Óscar de la Borbolla
03/01/2022 - 12:04 am
Es peor la vejez que la muerte
"El capitán Kijano, quizá como nadie, estuvo a la altura de su propia leyenda. Por su culpa el vasto mar se volvió intransitable. La sola mención de su nombre embravecía el oleaje en los puertos y la madera de los muelles se podría cuando se colgaba de los postes los carteles en que figuraba el retrato del pirata y el exorbitante monto que se ofrecía por su captura".
El capitán Kijano, una noche por fin, llegó al desenlace que más teme un pirata: la muerte natural, esa avanzada edad en la que es natural, claro, que cualquiera muera. Y llegó, precisamente, porque el talento que poseía para comandar su nave y mandar a sus hombres, para batirse cuerpo a cuerpo con los marineros de barcos mercantes o de las armadas de aquellas naciones que pusieron precio a su cabeza, jamás lo igualaron en estrategia y fuerza. En sus años de bonanza, que fueron muchos, hundió centenares de barcos de todo tamaño y calado; destrozó banderas de todas las patrias del globo terráqueo y amasó un tesoro de magnitud incalculable que enterró en las islas que asoman pequeñas en el mar océano.

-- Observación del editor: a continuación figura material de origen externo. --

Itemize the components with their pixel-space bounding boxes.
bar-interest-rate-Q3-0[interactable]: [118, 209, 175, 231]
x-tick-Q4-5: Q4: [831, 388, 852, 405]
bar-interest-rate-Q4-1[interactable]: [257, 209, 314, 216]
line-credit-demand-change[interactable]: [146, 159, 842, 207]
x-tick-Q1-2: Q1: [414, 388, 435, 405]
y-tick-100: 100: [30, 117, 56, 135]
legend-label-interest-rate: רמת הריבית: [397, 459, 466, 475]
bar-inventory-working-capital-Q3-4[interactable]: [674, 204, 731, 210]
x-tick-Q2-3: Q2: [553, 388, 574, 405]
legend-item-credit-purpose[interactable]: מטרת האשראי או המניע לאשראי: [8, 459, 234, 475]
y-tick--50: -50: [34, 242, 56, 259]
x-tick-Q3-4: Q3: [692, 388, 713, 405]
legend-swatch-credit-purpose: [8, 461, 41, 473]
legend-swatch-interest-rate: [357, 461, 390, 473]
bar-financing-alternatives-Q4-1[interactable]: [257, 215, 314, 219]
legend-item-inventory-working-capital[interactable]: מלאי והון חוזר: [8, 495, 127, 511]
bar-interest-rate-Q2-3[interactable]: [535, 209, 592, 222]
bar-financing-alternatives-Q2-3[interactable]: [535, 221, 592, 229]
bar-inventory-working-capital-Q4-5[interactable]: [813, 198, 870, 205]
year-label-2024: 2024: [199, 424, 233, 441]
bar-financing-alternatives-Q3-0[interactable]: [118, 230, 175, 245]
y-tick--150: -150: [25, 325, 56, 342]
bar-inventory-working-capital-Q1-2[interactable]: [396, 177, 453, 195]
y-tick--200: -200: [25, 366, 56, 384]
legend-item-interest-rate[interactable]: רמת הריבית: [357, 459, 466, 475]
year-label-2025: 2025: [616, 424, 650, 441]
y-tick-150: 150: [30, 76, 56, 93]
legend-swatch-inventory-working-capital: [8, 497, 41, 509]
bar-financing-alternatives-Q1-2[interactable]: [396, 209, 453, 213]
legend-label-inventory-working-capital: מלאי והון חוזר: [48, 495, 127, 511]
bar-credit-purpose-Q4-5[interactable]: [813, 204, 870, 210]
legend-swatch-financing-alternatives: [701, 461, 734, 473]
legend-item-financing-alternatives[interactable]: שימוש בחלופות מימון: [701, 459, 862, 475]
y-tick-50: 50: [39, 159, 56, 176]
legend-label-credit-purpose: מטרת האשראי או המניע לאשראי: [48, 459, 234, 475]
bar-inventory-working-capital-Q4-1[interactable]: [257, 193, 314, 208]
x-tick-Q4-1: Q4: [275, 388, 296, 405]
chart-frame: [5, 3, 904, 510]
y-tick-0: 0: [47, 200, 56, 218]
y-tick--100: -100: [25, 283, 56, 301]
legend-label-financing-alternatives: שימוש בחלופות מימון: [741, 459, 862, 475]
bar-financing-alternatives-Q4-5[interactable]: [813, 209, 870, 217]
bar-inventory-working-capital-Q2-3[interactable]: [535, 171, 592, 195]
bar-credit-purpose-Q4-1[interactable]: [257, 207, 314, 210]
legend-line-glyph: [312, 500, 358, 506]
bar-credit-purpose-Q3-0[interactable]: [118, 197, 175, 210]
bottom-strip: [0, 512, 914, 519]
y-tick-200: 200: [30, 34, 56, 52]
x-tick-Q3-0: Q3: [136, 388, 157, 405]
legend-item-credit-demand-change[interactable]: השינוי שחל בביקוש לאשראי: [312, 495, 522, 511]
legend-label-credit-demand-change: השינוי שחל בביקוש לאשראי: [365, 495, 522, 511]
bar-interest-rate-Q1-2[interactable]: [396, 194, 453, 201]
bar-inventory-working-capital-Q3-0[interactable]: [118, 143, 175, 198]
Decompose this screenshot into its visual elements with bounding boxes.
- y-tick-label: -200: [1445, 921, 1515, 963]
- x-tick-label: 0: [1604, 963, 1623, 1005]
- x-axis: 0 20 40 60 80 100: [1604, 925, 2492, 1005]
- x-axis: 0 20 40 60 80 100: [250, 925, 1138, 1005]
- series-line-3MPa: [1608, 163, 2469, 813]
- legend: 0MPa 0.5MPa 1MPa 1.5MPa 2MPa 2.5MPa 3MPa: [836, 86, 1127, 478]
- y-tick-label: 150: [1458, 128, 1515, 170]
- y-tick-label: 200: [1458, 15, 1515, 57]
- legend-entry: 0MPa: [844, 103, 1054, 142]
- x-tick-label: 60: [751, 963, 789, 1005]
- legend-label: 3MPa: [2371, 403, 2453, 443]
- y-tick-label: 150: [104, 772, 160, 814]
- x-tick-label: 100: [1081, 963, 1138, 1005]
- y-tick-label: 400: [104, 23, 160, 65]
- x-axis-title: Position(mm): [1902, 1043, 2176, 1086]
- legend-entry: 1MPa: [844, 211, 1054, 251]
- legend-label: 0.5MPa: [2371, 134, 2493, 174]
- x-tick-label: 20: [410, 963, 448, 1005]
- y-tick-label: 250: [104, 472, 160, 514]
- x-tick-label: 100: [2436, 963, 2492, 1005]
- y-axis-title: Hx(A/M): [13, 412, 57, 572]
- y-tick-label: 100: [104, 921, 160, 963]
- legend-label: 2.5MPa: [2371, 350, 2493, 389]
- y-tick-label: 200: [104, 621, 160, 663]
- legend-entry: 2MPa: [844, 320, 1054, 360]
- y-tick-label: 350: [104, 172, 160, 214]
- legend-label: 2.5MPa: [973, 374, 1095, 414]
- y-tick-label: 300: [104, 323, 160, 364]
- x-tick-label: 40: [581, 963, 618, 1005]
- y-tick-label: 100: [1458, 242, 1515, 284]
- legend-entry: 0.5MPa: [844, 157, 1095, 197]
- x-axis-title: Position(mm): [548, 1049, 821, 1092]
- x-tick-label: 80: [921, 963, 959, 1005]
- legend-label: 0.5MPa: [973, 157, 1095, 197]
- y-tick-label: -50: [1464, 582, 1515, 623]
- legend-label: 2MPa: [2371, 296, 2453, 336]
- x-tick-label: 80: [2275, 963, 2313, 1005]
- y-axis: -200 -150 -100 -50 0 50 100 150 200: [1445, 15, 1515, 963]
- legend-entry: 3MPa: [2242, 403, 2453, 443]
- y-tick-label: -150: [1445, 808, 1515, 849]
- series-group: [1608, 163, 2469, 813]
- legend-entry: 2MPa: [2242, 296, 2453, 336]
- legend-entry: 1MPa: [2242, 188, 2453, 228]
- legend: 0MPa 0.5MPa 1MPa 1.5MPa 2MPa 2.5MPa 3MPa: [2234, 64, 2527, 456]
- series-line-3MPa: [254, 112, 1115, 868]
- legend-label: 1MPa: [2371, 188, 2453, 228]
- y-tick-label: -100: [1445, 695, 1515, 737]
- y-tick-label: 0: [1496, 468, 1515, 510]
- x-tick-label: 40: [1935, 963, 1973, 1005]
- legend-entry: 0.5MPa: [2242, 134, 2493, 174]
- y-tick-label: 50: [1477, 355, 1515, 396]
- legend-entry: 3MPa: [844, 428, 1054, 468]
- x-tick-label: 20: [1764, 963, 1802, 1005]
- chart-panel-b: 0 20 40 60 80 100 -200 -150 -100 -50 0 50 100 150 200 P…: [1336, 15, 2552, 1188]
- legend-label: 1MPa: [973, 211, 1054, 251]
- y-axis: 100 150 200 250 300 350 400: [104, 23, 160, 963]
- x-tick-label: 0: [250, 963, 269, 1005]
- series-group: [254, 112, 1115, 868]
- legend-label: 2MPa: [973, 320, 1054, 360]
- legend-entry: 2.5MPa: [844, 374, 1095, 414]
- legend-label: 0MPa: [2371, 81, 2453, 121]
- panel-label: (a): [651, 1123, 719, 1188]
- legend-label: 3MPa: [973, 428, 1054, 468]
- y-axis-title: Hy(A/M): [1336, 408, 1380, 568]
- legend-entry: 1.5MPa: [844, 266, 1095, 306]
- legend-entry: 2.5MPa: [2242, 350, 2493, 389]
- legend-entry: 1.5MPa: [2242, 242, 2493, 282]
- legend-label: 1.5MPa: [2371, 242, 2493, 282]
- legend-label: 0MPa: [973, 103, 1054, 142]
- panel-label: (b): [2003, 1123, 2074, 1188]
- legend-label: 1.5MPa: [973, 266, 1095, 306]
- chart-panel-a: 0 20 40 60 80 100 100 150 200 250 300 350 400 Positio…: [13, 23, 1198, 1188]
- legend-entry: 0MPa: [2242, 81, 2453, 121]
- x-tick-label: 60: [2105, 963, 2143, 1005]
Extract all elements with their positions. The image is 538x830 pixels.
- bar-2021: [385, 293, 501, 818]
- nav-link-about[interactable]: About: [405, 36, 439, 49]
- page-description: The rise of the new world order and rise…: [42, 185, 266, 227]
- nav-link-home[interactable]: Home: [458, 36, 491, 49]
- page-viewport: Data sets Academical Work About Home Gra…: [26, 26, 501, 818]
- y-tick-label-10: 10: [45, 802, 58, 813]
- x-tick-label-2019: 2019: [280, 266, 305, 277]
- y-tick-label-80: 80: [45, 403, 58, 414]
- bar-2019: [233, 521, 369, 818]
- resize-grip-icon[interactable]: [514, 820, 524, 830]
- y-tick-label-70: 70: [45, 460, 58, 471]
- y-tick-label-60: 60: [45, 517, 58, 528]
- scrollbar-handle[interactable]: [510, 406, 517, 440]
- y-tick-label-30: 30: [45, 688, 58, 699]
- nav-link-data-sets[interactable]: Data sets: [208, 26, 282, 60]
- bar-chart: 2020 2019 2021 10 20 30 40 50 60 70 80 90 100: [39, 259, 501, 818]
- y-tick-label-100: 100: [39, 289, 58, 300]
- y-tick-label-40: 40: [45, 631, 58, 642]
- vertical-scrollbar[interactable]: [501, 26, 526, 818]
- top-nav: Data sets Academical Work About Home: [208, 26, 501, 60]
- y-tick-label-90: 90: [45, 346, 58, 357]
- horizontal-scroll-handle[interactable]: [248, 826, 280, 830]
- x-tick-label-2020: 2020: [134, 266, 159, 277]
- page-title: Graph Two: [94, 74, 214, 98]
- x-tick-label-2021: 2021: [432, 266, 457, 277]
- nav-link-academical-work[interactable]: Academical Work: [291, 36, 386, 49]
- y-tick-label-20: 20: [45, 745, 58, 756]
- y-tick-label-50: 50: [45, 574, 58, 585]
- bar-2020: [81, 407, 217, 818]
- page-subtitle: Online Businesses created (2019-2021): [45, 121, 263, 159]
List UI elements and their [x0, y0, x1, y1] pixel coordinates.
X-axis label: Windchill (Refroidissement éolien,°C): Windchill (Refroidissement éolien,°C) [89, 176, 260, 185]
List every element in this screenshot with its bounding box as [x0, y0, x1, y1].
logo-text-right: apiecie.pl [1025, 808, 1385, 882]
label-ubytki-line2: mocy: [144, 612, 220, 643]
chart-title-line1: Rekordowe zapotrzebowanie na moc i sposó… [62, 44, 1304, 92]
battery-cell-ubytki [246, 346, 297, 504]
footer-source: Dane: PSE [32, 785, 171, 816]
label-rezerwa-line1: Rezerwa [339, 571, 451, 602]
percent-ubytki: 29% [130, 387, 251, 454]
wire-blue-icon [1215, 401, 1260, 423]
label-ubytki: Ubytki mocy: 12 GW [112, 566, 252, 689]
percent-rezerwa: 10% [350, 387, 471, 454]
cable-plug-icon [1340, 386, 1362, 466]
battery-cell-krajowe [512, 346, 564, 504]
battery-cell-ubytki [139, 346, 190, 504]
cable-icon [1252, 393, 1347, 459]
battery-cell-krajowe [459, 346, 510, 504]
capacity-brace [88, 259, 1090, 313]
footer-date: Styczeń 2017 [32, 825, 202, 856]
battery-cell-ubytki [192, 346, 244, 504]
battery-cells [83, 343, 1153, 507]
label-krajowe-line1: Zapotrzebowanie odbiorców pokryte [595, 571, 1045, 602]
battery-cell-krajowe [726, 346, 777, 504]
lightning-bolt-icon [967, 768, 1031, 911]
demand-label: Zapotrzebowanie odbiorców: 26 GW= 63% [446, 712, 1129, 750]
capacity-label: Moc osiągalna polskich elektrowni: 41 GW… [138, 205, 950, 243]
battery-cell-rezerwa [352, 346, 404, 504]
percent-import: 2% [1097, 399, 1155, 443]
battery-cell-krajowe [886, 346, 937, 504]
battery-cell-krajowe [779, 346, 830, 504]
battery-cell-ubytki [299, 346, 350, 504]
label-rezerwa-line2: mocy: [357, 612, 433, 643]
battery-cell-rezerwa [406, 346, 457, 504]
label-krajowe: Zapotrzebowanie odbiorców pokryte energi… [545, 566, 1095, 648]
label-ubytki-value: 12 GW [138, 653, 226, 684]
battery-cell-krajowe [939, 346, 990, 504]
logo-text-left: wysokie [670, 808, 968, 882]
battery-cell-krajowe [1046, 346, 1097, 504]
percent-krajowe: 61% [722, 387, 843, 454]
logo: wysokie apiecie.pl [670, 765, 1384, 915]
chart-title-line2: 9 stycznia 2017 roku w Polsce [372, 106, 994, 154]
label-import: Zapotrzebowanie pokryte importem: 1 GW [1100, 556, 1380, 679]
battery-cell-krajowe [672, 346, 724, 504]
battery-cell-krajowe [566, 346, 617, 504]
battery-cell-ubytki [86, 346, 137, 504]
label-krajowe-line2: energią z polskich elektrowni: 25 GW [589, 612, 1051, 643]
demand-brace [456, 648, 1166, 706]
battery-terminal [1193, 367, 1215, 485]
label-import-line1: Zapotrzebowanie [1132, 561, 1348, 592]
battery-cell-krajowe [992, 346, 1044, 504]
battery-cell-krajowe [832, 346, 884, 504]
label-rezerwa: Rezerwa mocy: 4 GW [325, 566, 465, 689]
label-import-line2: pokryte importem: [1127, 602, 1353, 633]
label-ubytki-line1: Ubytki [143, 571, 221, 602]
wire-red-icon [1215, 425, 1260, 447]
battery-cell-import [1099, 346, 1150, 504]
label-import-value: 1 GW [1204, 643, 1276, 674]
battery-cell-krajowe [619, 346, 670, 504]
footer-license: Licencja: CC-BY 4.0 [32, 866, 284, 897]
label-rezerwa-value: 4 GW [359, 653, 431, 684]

El capitán Kijano, quizá como nadie, estuvo a la altura de su propia leyenda. Por su culpa el vasto mar se volvió intransitable. La sola mención de su nombre embravecía el oleaje en los puertos y la madera de los muelles se podría cuando se colgaba de los postes los carteles en que figuraba el retrato del pirata y el exorbitante monto que se ofrecía por su captura.
No eran sólo su valentía ni su suerte, sino un conocimiento intuitivo del mar y de los elementos sobre los que se movía como si formaran parte de su cuerpo, pues el viento encauzaba las balas de sus cañones para que dieran en el blanco qué más lastimaba a sus enemigos y luego, el mar, como un gran cómplice, trepaba junto con él al abordaje y las olas le ayudaban en la reyerta del combate. Sólo una vez estuvo en peligro, cuando fue rodeado por la armada inglesa y la armada española y la portuguesa. Eran tantas las naves enemigas que cerraban en redondo el horizonte y detrás de ellas otro anillo de barcos artillados y luego uno más grande. No había ningún resquicio por el cual escapar no digamos un barco sino siquiera una mirada. Era de madrugada y el vigía del mástil grito: ¡A la vista el enemigo!, ¡viene por todas partes! Y el capitán Kijano, tranquilo en su cabina, ordenó que le trajeran el desayuno, ¡Capitán, están a punto de atacarnos! Contramaestre, respondió Kijano, ¿qué no distingue el color del mar ni el sonido de las olas? ¿Y eso qué tiene que ver?, preguntó, a modo de últimas palabras, el contramaestre, pues Kijano atravesó al insolente con la espada. Eso es lo que se tiene que ver, dijo, y la tripulación, como un solo hombre, miro el color del mar y escuchó el reventar de las olas. ¿Qué no perciben que viene un maremoto?, preguntó y, en efecto, antes de que sus enemigos estuvieran a la distancia necesaria para dispararles, las tres armadas: la española, la inglesa y la portuguesa lanzaron gritos de horror en sus respectivos idiomas. Sólo la nave de Kijano sabía bogar tranquila a través de las hamacas enfurecidas del mar.
No murió en aquella ocasión ni en las siguientes batallas; pero la insidia sistemática del tiempo, poco a poco, lo fue destartalando y, por eso, cuando uno de sus marineros le dijo: Mirad, capitán, mirad bien, la nave se está hundiendo, fue porque el capitán Kijano llevaba ya días de haberse hundido en el abismo de los años, días de andar navegando en el mar de la nada y combatiendo contra ejércitos que ya no existían, pues él, y nadie más que él, los había enlistado en las filas inútiles de los muertos. Cuando el barco tocó fondo, el capitán Kijano, simplemente, se disolvió como una Mancha de tinta en el agua.